Winnsboro State Bank’s Gilbert Branch was one of three financial institutions hit by the robbers.
The verdict came after the jury deliberated four days. U.S. District Judge Terry A. Doughty presided over the trial and set the sentencing date for Johnson on Nov. 6 and Goings on Nov. 7.
The duo were convicted of all counts submitted to the jury. Convictions handed down were two counts of bank robbery, one count of credit union robbery and three counts of using, carrying, brandishing and discharging a firearm during a crime of violence.
In addition, Johnson was found guilty to two counts of convicted felon in possession of a firearm.
Goings and Johnson face seven years in prison for each count of using a weapon during a crime of violence and 25 years in prison for each count of bank robbery.
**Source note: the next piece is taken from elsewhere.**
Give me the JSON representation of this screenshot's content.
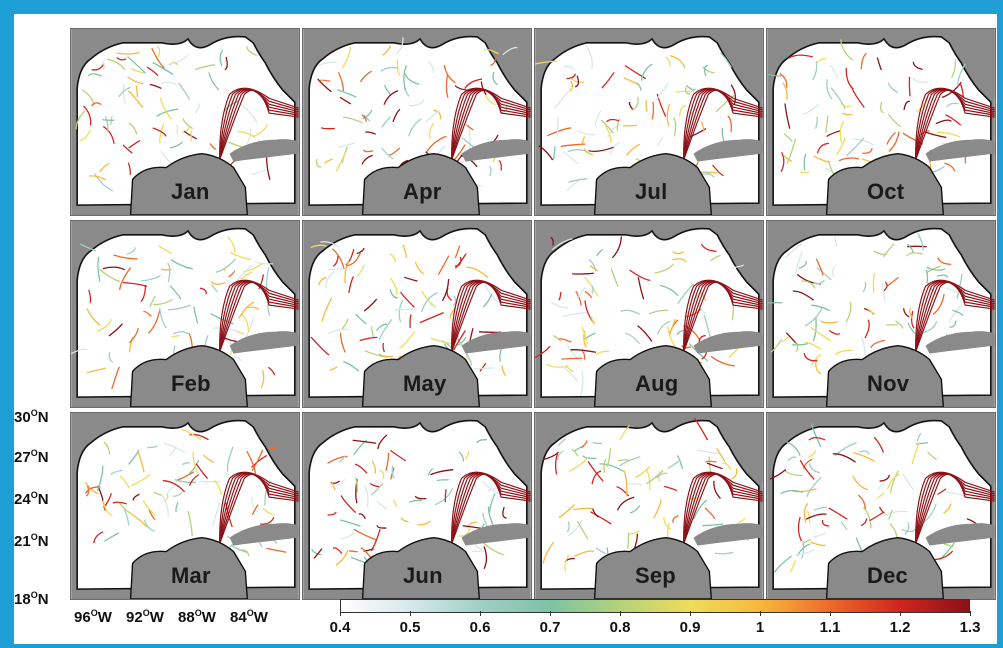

Johnson faces up to 10 years for discharging the weapon during a high-speed chase, and he also faces up to 10 years in prison for a convicted felon in possession of a firearm count.
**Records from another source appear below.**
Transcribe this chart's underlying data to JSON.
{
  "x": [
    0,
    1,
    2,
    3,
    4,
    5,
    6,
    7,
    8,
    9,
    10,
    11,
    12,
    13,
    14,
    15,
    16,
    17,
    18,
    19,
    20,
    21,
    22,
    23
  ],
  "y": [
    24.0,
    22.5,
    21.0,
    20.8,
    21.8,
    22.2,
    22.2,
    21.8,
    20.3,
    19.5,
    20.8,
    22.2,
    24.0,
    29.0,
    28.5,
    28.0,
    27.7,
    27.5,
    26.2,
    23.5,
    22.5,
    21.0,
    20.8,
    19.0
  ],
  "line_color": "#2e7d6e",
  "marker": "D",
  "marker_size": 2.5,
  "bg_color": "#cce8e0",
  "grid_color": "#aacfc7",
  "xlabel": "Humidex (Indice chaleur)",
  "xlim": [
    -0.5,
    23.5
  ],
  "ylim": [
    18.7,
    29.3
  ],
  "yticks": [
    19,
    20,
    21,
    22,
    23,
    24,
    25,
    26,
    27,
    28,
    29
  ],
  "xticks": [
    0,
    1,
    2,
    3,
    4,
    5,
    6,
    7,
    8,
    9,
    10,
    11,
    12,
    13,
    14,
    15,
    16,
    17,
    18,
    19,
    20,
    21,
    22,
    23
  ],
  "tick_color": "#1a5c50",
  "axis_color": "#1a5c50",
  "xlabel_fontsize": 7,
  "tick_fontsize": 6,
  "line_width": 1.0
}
Winnsboro State Bank in Gilbert was Goings’ and Johnson’s third robbery in their spree.
On Dec. 18, 2017, the defendants entered the bank dressed in black, bulky hooded clothing with dark fabric covering their faces, waiving semi-automatic firearms at bank customers and employees demanding money from tellers, according to attorney general statements.
They left Gilbert with $28,447 and led Franklin Parish Sheriff’s deputies on a high-speed chase, at times exceeding 100 mph. During the chase, Johnson, who was driving, pointed a semi-automatic handgun out of the driver’s window and fired several times at the deputies, according to attorney general statements.
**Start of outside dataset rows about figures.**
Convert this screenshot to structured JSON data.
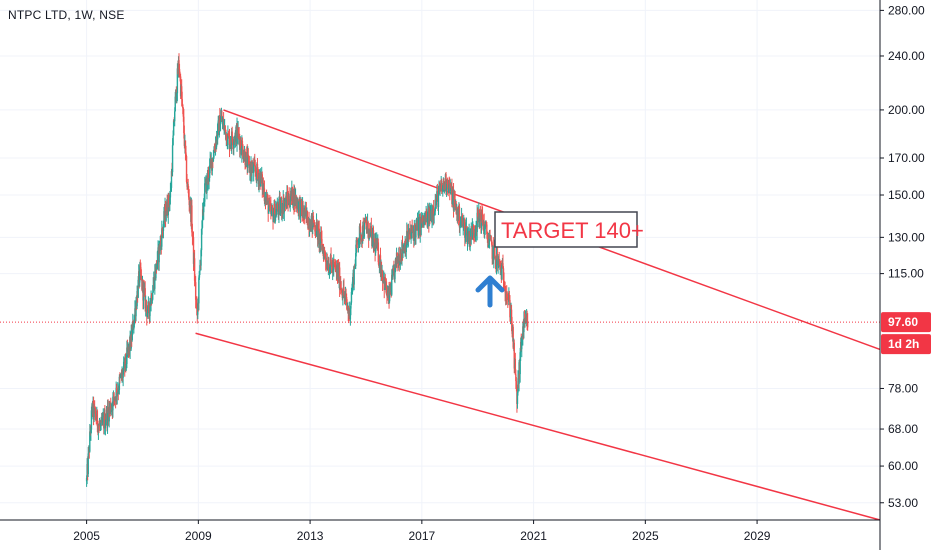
{
  "title": "NTPC LTD, 1W, NSE",
  "chart_data": {
    "type": "candlestick",
    "title": "NTPC LTD, 1W, NSE",
    "y_scale": "log",
    "ylim": [
      50,
      290
    ],
    "xlim": [
      2001.9,
      2033.4
    ],
    "y_ticks": [
      "280.00",
      "240.00",
      "200.00",
      "170.00",
      "150.00",
      "130.00",
      "115.00",
      "78.00",
      "68.00",
      "60.00",
      "53.00"
    ],
    "x_ticks": [
      "2005",
      "2009",
      "2013",
      "2017",
      "2021",
      "2025",
      "2029"
    ],
    "last_price_label": "97.60",
    "countdown_label": "1d 2h",
    "annotation": "TARGET 140+",
    "price_path": [
      [
        2005.0,
        57
      ],
      [
        2005.2,
        73
      ],
      [
        2005.5,
        68
      ],
      [
        2005.9,
        74
      ],
      [
        2006.3,
        82
      ],
      [
        2006.6,
        92
      ],
      [
        2006.9,
        115
      ],
      [
        2007.2,
        100
      ],
      [
        2007.5,
        118
      ],
      [
        2007.8,
        140
      ],
      [
        2008.0,
        150
      ],
      [
        2008.15,
        200
      ],
      [
        2008.3,
        235
      ],
      [
        2008.45,
        195
      ],
      [
        2008.6,
        155
      ],
      [
        2008.75,
        140
      ],
      [
        2008.95,
        98
      ],
      [
        2009.2,
        150
      ],
      [
        2009.5,
        170
      ],
      [
        2009.8,
        195
      ],
      [
        2010.1,
        180
      ],
      [
        2010.4,
        185
      ],
      [
        2010.8,
        165
      ],
      [
        2011.2,
        160
      ],
      [
        2011.6,
        140
      ],
      [
        2012.0,
        145
      ],
      [
        2012.4,
        150
      ],
      [
        2012.8,
        140
      ],
      [
        2013.2,
        135
      ],
      [
        2013.6,
        120
      ],
      [
        2014.0,
        115
      ],
      [
        2014.4,
        100
      ],
      [
        2014.7,
        130
      ],
      [
        2015.0,
        135
      ],
      [
        2015.4,
        125
      ],
      [
        2015.8,
        105
      ],
      [
        2016.1,
        120
      ],
      [
        2016.5,
        130
      ],
      [
        2016.9,
        135
      ],
      [
        2017.3,
        140
      ],
      [
        2017.6,
        150
      ],
      [
        2017.9,
        158
      ],
      [
        2018.3,
        140
      ],
      [
        2018.7,
        130
      ],
      [
        2019.1,
        140
      ],
      [
        2019.5,
        125
      ],
      [
        2019.9,
        115
      ],
      [
        2020.2,
        100
      ],
      [
        2020.4,
        75
      ],
      [
        2020.6,
        95
      ],
      [
        2020.8,
        97.6
      ]
    ],
    "trendlines": [
      {
        "x1": 2009.9,
        "y1": 200,
        "x2": 2033.4,
        "y2": 89
      },
      {
        "x1": 2008.9,
        "y1": 94,
        "x2": 2033.4,
        "y2": 50
      }
    ],
    "colors": {
      "up": "#26a69a",
      "down": "#ef5350",
      "trendline": "#f23645",
      "arrow": "#2f7fd1",
      "price_line": "#f23645",
      "target_border": "#434651"
    }
  }
}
After their escape vehicle, a Toyota Sequoia, crashed on Fourth Street in Winnsboro, Johnson exited with a .40 caliber pistol in his hand, loaded with a round in the chamber and four live rounds in the magazine, which dropped to the ground as he submitted to arrest, according to attorney general statements.
In the Toyota Sequoia, deputies found a duffel bag with $28,477 in cash, black clothing, hooded jackets, black fabric consistent with the masks worn during the robberies, and paper coin wrappers bearing handwritten account numbers belonging to Barksdale FCU customers. Officers also found a Double Star Brand, Model Star 15 and a .223-caliber semi-automatic AR-type rifle, according to attorney general statements. Johnson brandished the rifle during the Winnsboro State Bank robbery and was loaded with a live round in the chamber and 27 rounds in a detachable magazine.
Goings’ and Johnson’s first robbery was at Guaranty Bank’s Epps branch on Nov. 10, 2017. Again, they used semi-automatic handguns and wore hoodies to obscure their faces. The robbers left Guaranty Bank with approximately $17,307.
After the robbery, Epps Police Department officers and West Carroll Parish Sheriff detectives found a cloth work glove worn by Johnson during the robbery, several rolls of coins and a .40 caliber semi-automatic handgun, in a vacant lot close to the bank. DNA from the glove matched Johnson’s DNA, which was in a North Carolina DNA database as a result of Johnson’s 2012 felony conviction for financial card theft, according to attorney general statements.
The second robbery occurred on Nov. 27, 2017 at Barksdale Federal Credit Union in Cotton Valley. Similar to Epps and Gilbert robberies, Goings and Johnson were dressed in black and waived semi-automatic firearms at customers and tellers. They left Barksdale FCU with $12,756.
The FBI, ATF, Louisiana State Police, Franklin Parish Sheriff’s office, Winnsboro Police Department, East Carroll Parish Sheriff’s office, Webster Parish Sheriff’s office, Epps Police Department and Cotton Valley Police Department investigated the case.
The federal prosecution was aided by District Attorney Mack Lancaster’s office, Assistant U.S. Attorneys J. Aaron Crawford, and Brandon B. Brown prosecuted the case.
The Johnson and Goings case is part of Project Safe Neighborhoods (PSN), which is the centerpiece of the Department of Justice’s violent crime reduction efforts.
Project Safe Neighborhoods is an evidence-based program proven to be effective at reducing violent crimes, Joseph said. Through PSN, a broad spectrum of stakeholders work together to identify the most pressing violent crime problems in the community and develop comprehensive solutions to address them.
As part of this strategy, PSN focuses enforcement efforts on the most violent offenders and partners with locally based prevention and reentry programs for lasting reductions in crime, Johnson said.